Selanjutnya, ketidakselarasan lain juga bisa kita amati pada sebuah klausa di pernyataan A, yakni "Saya tidak pernah menganggap diri saya seorang Marxist" dan klausa dari pernyataan B, yakni "Saya tidak akan menelantarkan Marxisme". Dari kedua pernyataan tersebut kita tidak bisa secara langsung mengatakan bahwa 'menelantarkan' berarti 'menjadi bagian [akan sesuatu]'. Untuk lebih jelasnya, simak analisis dengan metode substitusi berikut:
(a) "X tidak akan pernah menganggap dirinya seorang muslim"--atau bagian dari Islam; dan
(b) "X tidak akan menelantarkan Islam."
Apakah dengan acuh terhadap Islam itu berarti si X bukan seorang muslim? Mungkin saja bila si pembuat pernyataan memang bukan seorang muslim. Bisa jadi dia hanya subyek dari pemeluk agama lain--atau bahkan ateis--yang sedang mengkaji studi tentang Islam. Kenyataanya, kita tidak tahu akan hal itu. Atau dalam kata lain ada bagian yang hilang yang membuat kita tidak bisa menyimpulkan. Itu artinya, sub-premis tersebut tidak bersifat inklusif secara langsung pada premisnya yang pada akhirnya membuat hal tersebut mustahil untuk dibuktikan.

3.2 Kesesuaian

Dan bila dicermati lebih seksama, kalaupun ingin dipaksakan bahwa 'Marxist' sama dengan 'Marxist-anarkis', pernyataan A dan B ini justru menciptakan harmoni. Di pernyataan A disebutkan bahwa "Ide-ide seorang Marxist tidak berkaitan dengan analisis rasional apapun"; sementara itu di pernyataan B disebutkan bahwa "Perspektif seorang Marxist[-anarkis] terbukti cukup jauh dari ilmu linguistik." Dengan penalaran umum bahwa linguistik adalah sebuah ilmu, maka aman saja untuk menyebutnya sebagai sebuah analisis rasional. Dan dengan menilai bahwa konsep 'tidak berkaitan' pada pernyataan A bisa memiliki kesan (sense) yang sama dengan 'jauh' pada pernyataan B, saya pikir kesamaan ini bisa menjadi bukti untuk keselarasan yang saya maksud sebelumnya.

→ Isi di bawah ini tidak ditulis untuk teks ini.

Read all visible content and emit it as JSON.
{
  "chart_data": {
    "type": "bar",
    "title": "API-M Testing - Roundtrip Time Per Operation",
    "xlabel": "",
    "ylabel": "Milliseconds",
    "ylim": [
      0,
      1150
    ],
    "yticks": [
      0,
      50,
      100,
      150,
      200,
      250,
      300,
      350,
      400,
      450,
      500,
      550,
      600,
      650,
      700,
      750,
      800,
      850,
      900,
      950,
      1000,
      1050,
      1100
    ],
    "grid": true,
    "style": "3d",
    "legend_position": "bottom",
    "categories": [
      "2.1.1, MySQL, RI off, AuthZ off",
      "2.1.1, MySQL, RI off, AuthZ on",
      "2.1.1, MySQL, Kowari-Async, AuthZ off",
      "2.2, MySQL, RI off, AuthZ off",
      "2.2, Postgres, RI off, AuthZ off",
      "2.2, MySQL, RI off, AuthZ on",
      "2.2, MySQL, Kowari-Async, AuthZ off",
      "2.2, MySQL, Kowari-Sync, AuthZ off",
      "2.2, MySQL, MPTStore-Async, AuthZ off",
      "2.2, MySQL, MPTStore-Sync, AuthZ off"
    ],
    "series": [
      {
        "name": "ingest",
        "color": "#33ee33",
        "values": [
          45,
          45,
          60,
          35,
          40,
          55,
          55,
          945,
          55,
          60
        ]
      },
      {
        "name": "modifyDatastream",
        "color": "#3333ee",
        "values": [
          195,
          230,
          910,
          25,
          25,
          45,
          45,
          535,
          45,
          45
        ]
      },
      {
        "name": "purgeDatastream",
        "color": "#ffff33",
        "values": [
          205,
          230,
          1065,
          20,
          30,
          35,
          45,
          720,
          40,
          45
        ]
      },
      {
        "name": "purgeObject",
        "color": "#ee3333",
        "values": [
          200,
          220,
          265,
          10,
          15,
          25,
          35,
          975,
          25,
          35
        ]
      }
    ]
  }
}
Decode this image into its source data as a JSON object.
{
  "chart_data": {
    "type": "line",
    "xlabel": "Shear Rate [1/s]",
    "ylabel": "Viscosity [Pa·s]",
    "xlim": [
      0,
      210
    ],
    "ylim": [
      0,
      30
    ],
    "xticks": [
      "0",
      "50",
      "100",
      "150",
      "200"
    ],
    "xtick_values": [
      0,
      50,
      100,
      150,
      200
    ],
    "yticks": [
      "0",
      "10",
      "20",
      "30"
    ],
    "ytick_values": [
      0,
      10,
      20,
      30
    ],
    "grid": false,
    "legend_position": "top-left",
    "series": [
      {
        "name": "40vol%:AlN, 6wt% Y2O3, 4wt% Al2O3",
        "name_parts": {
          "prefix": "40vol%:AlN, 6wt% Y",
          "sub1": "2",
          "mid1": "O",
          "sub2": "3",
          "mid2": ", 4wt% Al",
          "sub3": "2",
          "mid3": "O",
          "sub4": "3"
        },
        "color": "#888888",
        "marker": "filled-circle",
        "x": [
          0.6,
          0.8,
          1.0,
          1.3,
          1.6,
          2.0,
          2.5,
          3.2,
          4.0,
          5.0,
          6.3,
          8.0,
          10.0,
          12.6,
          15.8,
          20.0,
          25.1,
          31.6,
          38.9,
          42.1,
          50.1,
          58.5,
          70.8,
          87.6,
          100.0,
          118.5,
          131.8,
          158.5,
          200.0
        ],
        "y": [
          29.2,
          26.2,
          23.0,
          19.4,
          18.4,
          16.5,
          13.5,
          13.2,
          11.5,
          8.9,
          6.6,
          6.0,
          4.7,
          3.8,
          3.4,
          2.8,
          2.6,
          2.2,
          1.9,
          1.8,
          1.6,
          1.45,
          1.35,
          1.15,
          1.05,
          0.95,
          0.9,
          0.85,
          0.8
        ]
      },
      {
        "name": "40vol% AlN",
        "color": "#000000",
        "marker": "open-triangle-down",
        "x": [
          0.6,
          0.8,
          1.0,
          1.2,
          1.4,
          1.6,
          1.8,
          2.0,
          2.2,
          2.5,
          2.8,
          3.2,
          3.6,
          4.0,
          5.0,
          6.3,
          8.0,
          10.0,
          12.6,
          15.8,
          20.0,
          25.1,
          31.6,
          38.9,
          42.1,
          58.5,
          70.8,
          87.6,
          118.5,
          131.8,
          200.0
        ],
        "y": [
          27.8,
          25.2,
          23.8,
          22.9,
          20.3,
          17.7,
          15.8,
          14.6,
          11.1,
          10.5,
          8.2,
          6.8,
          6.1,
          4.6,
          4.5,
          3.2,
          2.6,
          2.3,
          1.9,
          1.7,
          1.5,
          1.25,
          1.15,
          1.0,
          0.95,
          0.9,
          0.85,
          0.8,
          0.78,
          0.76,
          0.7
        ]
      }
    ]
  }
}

3.3 Ke(tidak)sesuaian berarti ke(tidak)jujuran

Dari 2 ketidaksesuaian di atas disimpulkan bahwa pernyataan A dan B tersebut tidak berhubungan. Itu artinya, setidaknya untuk satu pemaparan tersebut (p. 61), Chomsky tidak terbukti berbohong. Dan dari 1 kesesuaian [yang dipaksakan], justru Chomskylah yang terbukti (telah) berkata jujur--atau paling tidak persisten.

B. Pujian

Namun begitu, meski tema yang dimasukkan oleh Bogdanor relatif soliter; isu yang dimaktubkan ke dalamnya terhitung banyak. Salut atas keberhasilannya mengumpulkan ke-200 korpus.


PENUTUP

Zaman sekarang, bila tidak ingin disebut penyangkal (buta-tuli), kita harus meningkatkan level skeptisisme kita dengan meruncingkan indera kita. Iya toh? (cf. New Scientist, 2010 - "Living in denial"). Menurut saya "buku" ini lebih bercirikan pada kebiasan (sinisme) daripada sesuatu yang netral.


NOTABENE (*)

Hal-hal yang demikian saya rasa ada pentingnya mengingat  eksposisi media dalam mendistorsi informasi sbg konsekuensi bisnis, menurut saya, benar berperan (Herman and Chomsky, 1988 - "Manufacturing Consent: The Political Economy of the Mass Media").